Jan. 29 (UPI) -- Elon Musk's Grok AI chatbot came last in a study by the Anti-Defamation League looking at how well the leading six so-called Large Language Models performed when it came to detecting and removing anti-Semitic and extremist content.
The xAI chatbot ranked bottom with an overall score of 21 out of a possible 100, compared with 80 scored by Anthropic's Claude, placing Grok in the lowest performance tier, which indicated "substantial limitations" in picking up on areas of bias, ADL said Wednesday.
The comparative study separated out "anti-Semitism" into Anti-Jewish bias and Anti-Zionist bias, together with a third "extremist" category, and then evaluated 25,000 LLM chats, 37 topical sub-categories, and assessments by human and AI evaluators to figure out how effective they were at flagging and rebutting "harmful or false theories and narratives."

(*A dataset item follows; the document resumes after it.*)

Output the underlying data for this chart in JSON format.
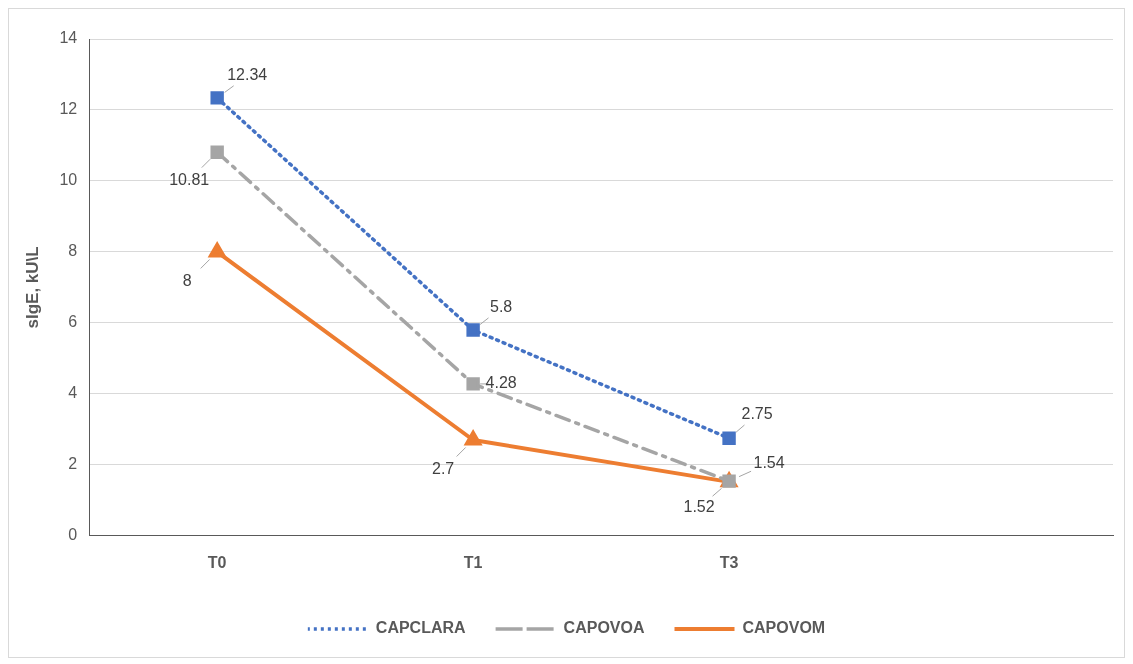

ADL concluded that while all six AI could do better on flagging and countering damaging or fake theories and statements, Grok would need to make a significant improvement in its bias detection and response on the issues tested to close the 59-point gap with the best-performing LLM.
Grok scored just 25 on anti-Jewish bias, 18 for anti-Zionist bias and 20 on extremist bias, indicating "substantial limitations in bias detection," said ADL's report, which came two days after Brussels launched an investigation into the use of Grok to create sexualized images of women and children.